Effect of Highly Doped p-AlGaN Layer to Improve the Ultimate Performance Parameters of 275 nm AlGaN-based UV-C LED

In this simulation paper, we have critically analyzed the highly doped p-aluminum gallium nitride (AlGaN) layer and found that electron and hole concentrations are increased by ~4.5-fold and ~1.03-fold, respectively in case of LED E with a $7 \times 10^{20} \mathrm{~cm}^{-3} \mathrm{Mg}$ dopant compared to reference LED A (with $1 \times 10^{17} \mathrm{~cm}^{-3} \mathrm{Mg}$ dopant).

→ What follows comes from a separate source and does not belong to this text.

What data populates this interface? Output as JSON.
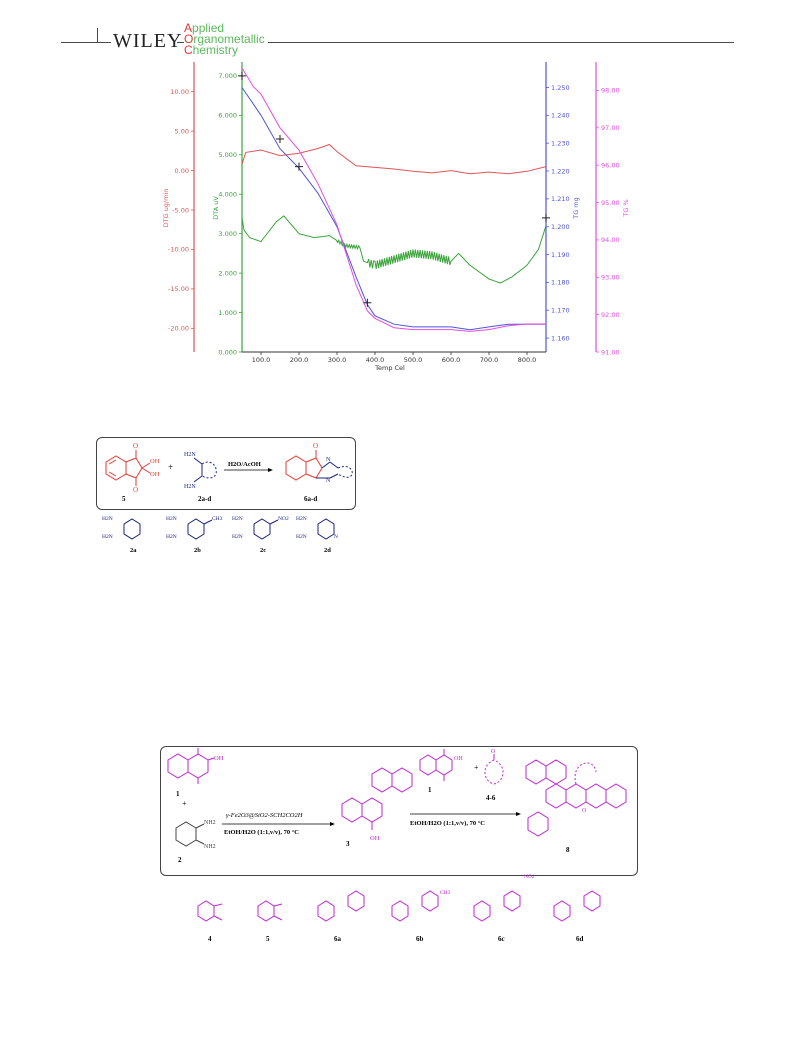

The enhancement of carrier concentration promotes the probability of carrier recombination in the active region and hence improves the radiative recombination (RR) rate of LED E by ~8.5-fold compared to LED A. The RR enhancement helps to improve the internal quantum efficiency by ~8.5-fold in case of LED E compared to LED A. Also, it reduces the efficiency droop and resistive losses in case of LED E by 98% and ~71.5%, respectively, compared to LED A. Hence, we may conclude that experimentally, the realization of LED E with a $7 \times 10^{20}~\mathrm{cm}^{-3} \mathrm{Mg}$ doping helps to improve the ultimate parameters of AlGaN-based UV-C LED. The electroluminescence intensity at ~275 nm confirms the emission at the UV-C region in case of all AlGaN-based UV-C LED structures.